Prelert is used for these use cases and so at a high-level we use the term ‘behavioral analytics’ to describe Prelert’s technology.

Artificial Intelligence? Machine Learning?

Firstly, we don’t really define a hard line between Artificial Intelligence (AI) and Machine Learning (ML). If intelligence is the ability to acquire and apply knowledge and skills, it is very difficult to describe intelligence without talking about learning.


Therefore, whilst Machine Learning is often seen as a subset of Artificial Intelligence we use both terms to describe Prelert’s technology, as we gain knowledge about a system's behaviour by learning the characteristics of the data.

Machine Learning? Statistics?

We recently presented a deep dive into Prelert and talked mainly about Bayesian frameworks and Statistical Distributions. This lead to some confusion about whether Prelert uses Machine Learning.


Machine Learning is a much younger discipline than Statistics, and a lot of Machine Learning is based on Statistical techniques and foundations. A technical description is ‘Statistics is more focussed on statistical inference, that is, explaining and testing properties of a population from which we see a random sample, machine learning is more concerned with making predictions, even if the prediction can not be explained very well (a.k.a. “a black box prediction”).’
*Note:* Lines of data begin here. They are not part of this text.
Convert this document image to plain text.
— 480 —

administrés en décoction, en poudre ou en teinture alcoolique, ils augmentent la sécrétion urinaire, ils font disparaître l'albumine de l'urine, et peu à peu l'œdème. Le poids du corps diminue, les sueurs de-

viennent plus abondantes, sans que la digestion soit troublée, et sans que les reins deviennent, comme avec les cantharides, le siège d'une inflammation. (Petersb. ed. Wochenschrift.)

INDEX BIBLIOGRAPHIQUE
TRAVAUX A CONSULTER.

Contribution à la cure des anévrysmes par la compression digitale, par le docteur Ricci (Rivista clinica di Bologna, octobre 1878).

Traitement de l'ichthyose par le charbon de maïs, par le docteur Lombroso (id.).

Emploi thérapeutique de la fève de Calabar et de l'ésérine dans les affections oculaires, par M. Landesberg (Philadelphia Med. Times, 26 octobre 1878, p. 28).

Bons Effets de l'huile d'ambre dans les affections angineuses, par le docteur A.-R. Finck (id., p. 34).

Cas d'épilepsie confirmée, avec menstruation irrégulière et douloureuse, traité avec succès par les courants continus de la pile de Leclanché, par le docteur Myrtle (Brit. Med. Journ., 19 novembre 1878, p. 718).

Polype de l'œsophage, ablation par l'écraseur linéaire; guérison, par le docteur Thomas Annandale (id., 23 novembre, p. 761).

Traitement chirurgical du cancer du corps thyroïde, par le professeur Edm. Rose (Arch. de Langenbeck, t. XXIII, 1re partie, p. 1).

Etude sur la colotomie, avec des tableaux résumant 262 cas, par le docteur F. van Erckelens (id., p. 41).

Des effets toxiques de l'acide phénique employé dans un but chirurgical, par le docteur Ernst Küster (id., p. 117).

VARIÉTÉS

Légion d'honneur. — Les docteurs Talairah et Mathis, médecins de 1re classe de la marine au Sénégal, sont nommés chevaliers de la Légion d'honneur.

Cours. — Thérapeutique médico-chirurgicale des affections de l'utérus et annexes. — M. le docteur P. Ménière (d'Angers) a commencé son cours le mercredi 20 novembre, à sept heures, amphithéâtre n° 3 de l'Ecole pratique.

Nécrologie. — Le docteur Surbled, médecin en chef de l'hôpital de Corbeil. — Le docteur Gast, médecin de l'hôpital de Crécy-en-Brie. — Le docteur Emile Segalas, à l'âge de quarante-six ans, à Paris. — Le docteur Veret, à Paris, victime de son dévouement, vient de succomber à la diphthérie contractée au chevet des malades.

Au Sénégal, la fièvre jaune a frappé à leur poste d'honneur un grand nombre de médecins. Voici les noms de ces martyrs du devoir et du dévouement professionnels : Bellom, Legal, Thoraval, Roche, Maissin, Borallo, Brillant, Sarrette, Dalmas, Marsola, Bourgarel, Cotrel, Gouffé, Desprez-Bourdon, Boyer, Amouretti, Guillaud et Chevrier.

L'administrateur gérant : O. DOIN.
At the core of Prelert there are a lot of statistical techniques and methods that create semi-parametric models of the data. However, the overall objective is to learn a model that can make predictions - so we describe Prelert’s technology as Machine Learning in the sense that we have “the ability to learn without being explicitly programmed”.
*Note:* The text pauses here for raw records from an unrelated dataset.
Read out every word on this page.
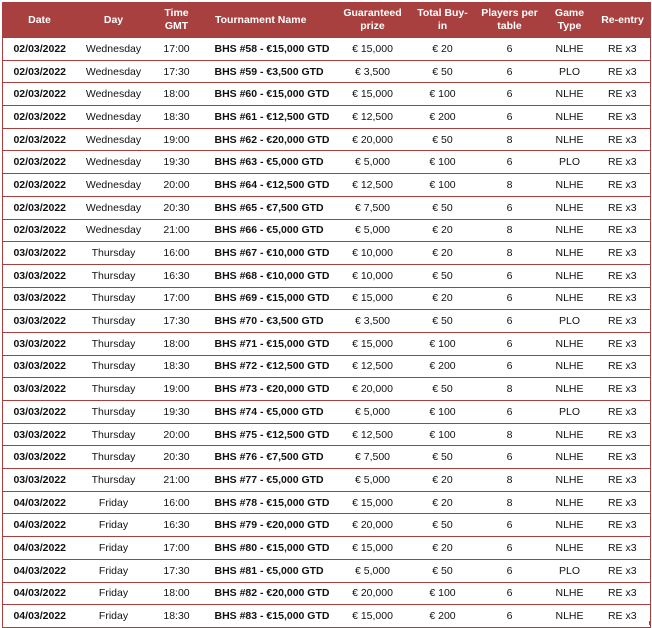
Date	Day	Time GMT	Tournament Name	Guaranteed prize	Total Buy-in	Players per table	Game Type	Re-entry
02/03/2022	Wednesday	17:00	BHS #58 - €15,000 GTD	€ 15,000	€ 20	6	NLHE	RE x3
02/03/2022	Wednesday	17:30	BHS #59 - €3,500 GTD	€ 3,500	€ 50	6	PLO	RE x3
02/03/2022	Wednesday	18:00	BHS #60 - €15,000 GTD	€ 15,000	€ 100	6	NLHE	RE x3
02/03/2022	Wednesday	18:30	BHS #61 - €12,500 GTD	€ 12,500	€ 200	6	NLHE	RE x3
02/03/2022	Wednesday	19:00	BHS #62 - €20,000 GTD	€ 20,000	€ 50	8	NLHE	RE x3
02/03/2022	Wednesday	19:30	BHS #63 - €5,000 GTD	€ 5,000	€ 100	6	PLO	RE x3
02/03/2022	Wednesday	20:00	BHS #64 - €12,500 GTD	€ 12,500	€ 100	8	NLHE	RE x3
02/03/2022	Wednesday	20:30	BHS #65 - €7,500 GTD	€ 7,500	€ 50	6	NLHE	RE x3
02/03/2022	Wednesday	21:00	BHS #66 - €5,000 GTD	€ 5,000	€ 20	8	NLHE	RE x3
03/03/2022	Thursday	16:00	BHS #67 - €10,000 GTD	€ 10,000	€ 20	8	NLHE	RE x3
03/03/2022	Thursday	16:30	BHS #68 - €10,000 GTD	€ 10,000	€ 50	6	NLHE	RE x3
03/03/2022	Thursday	17:00	BHS #69 - €15,000 GTD	€ 15,000	€ 20	6	NLHE	RE x3
03/03/2022	Thursday	17:30	BHS #70 - €3,500 GTD	€ 3,500	€ 50	6	PLO	RE x3
03/03/2022	Thursday	18:00	BHS #71 - €15,000 GTD	€ 15,000	€ 100	6	NLHE	RE x3
03/03/2022	Thursday	18:30	BHS #72 - €12,500 GTD	€ 12,500	€ 200	6	NLHE	RE x3
03/03/2022	Thursday	19:00	BHS #73 - €20,000 GTD	€ 20,000	€ 50	8	NLHE	RE x3
03/03/2022	Thursday	19:30	BHS #74 - €5,000 GTD	€ 5,000	€ 100	6	PLO	RE x3
03/03/2022	Thursday	20:00	BHS #75 - €12,500 GTD	€ 12,500	€ 100	8	NLHE	RE x3
03/03/2022	Thursday	20:30	BHS #76 - €7,500 GTD	€ 7,500	€ 50	6	NLHE	RE x3
03/03/2022	Thursday	21:00	BHS #77 - €5,000 GTD	€ 5,000	€ 20	8	NLHE	RE x3
04/03/2022	Friday	16:00	BHS #78 - €15,000 GTD	€ 15,000	€ 20	8	NLHE	RE x3
04/03/2022	Friday	16:30	BHS #79 - €20,000 GTD	€ 20,000	€ 50	6	NLHE	RE x3
04/03/2022	Friday	17:00	BHS #80 - €15,000 GTD	€ 15,000	€ 20	6	NLHE	RE x3
04/03/2022	Friday	17:30	BHS #81 - €5,000 GTD	€ 5,000	€ 50	6	PLO	RE x3
04/03/2022	Friday	18:00	BHS #82 - €20,000 GTD	€ 20,000	€ 100	6	NLHE	RE x3
04/03/2022	Friday	18:30	BHS #83 - €15,000 GTD	€ 15,000	€ 200	6	NLHE	RE x3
Supervised Machine Learning? Unsupervised Machine Learning? Deep Learning?

These terms start to become more technical, and in summary:



Currently, a primary use case for Prelert is anomaly detection, and the time series data we analyse generally do not have labeled anomalies. As there are no labels, Prelert uses unsupervised learning to model the input data and calculate the anomalousness of a feature based on this model. Prelert’s implementation is not a neural network and so we don’t classify it as deep learning. More details on deep learning’s applicability to this problem space will be provided in a later blog.

Summary

With so many new startups and buzz around AI and machine learning it can be difficult to establish understand what these technologies actually do and their value. For Prelert and Elastic the goal is to try and enhance the current Elastic search experience by initially allowing users to automatically use unsupervised machine learning to find anomalies in time series data, and understand via counterfactual reasoning what are the probable causes. This is just the start though, and we’re planning to expose more of the value of our models and extend the insights we can give to time series and non-time series data. Exciting times!